No. Never. Judy Bauer might only be nineteen years old but she knew hippie bullshit when she heard it.
That was why she had tried to pass along what she had learned at the Academy to like-minded individuals, teaching them everything she could via coded letters and the occasional one on one meeting. This night of the Cara Cognatio was supposed to be the first meeting of her coven of strangers.
The hunter-witch with the burning hand was too close now. Judy did need him on her tail when she started to make her way up the incline to the place where Bridget Bishop and eighteen others met their end.
She spun on her heel grabbing at the hunter-witch’s wrist, twisting the grasping hand back at him. Judy cursed the fire spirit that had settled onto his hand, driving it to consume everything around it. The hunter-witch went up in flames as Judy dove for safety. Her adversary burned and twisted upon himself like a scrap of old parchment.
The remaining hunter-witches tried to save their dying comrade only to have the fire spirit lash out leaving one dead and the other with a face that had been burned away. Then the spirit turned upon itself devouring its very essence. Judy didn’t stay to watch.
*
There was a woman waiting for her at the top of Gallows Hill, the wise and proud Madeline Trevi. Her long white hair hung down around her shoulders, there was a fist-sized bruise on her jaw, it was dark and fresh. Judy could sense the ghosts of Gallows Hill clustered around her like a school of jellyfish.
When Madeline Trevi spoke her voice was waspish, “The Greater Eastern Council taught you well.”
“I would have shared what I learned,” Judy said.
“You would leave the world a husk.”
“The world is a husk already.
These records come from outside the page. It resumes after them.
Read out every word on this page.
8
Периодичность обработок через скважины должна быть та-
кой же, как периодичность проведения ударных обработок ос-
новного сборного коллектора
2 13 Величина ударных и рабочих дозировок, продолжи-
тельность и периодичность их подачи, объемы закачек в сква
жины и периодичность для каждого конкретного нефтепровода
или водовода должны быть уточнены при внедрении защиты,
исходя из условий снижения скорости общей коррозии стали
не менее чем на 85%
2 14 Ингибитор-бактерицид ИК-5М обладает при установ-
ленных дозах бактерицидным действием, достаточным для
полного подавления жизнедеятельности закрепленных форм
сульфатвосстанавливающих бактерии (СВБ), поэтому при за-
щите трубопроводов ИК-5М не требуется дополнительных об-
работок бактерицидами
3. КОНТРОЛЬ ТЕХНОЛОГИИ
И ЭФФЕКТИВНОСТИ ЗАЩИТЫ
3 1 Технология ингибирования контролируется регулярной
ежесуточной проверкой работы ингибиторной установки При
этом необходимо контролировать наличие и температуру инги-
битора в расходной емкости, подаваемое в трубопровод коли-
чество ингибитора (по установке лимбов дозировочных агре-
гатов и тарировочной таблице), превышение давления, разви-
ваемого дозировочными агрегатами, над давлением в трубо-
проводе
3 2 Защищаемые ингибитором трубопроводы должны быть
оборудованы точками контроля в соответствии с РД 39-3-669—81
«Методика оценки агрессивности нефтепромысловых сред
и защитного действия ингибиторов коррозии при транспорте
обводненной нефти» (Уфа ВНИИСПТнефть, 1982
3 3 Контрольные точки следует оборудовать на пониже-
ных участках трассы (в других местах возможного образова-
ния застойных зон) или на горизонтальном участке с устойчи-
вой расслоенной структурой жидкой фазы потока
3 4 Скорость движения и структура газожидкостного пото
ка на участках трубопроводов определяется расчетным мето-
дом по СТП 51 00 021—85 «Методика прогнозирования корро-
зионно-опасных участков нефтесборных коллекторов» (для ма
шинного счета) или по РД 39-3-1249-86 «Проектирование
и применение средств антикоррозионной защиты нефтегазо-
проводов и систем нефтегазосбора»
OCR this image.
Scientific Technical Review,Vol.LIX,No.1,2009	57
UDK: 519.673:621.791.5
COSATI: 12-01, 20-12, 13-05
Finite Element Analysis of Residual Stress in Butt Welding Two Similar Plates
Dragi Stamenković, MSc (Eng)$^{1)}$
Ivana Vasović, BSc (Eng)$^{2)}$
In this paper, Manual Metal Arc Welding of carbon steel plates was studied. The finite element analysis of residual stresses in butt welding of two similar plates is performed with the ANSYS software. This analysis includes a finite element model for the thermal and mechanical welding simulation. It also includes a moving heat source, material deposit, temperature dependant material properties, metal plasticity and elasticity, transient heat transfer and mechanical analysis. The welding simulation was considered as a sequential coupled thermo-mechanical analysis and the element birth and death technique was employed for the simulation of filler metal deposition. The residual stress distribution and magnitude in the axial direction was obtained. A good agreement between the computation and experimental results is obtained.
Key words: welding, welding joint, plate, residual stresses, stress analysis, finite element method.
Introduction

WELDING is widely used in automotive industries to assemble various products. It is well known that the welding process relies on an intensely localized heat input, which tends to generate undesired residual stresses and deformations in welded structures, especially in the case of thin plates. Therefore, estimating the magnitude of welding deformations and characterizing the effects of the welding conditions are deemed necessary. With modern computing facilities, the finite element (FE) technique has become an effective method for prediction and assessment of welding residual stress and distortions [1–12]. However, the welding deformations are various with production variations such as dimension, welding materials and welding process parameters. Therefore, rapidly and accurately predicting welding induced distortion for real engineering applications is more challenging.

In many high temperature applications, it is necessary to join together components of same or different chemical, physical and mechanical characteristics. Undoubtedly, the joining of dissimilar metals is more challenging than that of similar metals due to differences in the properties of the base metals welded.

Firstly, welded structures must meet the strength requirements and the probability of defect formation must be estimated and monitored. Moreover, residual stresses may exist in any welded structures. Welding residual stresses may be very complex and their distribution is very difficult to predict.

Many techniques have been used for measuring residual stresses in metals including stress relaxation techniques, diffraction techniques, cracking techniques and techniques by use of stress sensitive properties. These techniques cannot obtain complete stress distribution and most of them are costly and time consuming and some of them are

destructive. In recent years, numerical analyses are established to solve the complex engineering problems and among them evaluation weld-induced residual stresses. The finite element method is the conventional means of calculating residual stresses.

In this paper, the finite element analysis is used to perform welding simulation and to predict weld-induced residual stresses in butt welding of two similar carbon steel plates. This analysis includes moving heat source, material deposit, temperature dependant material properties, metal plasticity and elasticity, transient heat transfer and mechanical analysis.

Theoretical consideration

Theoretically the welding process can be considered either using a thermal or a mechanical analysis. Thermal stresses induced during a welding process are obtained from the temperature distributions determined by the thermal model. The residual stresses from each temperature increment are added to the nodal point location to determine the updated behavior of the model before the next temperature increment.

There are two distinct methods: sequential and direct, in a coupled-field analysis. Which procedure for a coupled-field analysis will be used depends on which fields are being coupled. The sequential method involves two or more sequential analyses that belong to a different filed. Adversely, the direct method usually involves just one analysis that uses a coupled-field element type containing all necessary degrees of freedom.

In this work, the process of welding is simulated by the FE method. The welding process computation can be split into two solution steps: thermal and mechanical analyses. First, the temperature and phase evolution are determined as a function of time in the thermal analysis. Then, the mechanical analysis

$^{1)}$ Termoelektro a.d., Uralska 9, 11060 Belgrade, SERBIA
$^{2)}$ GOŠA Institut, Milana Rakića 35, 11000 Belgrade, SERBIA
You're just too stupid to realize.”
With that Madeline Trevi began to speak in the lost tongue. The words rooted Judy to the spot. She felt the air around her begin to bristle like the seconds before a bolt of lightning, the grass hissed at her feet as though it was full of snakes, the trees swayed without the slightest hint of a breeze.
The knife of bone and silver was still damp with blood, drops spattered everywhere as Judy threw it. The blade caught the old witch in the throat silencing her forever.
Madeline Trevi fell forward driving the knife point all the way through to the back of her neck. Judy kicked her and watched as another witch died on Gallows Hill and new ghost took its place among the rest.
All this. And on a school night no less!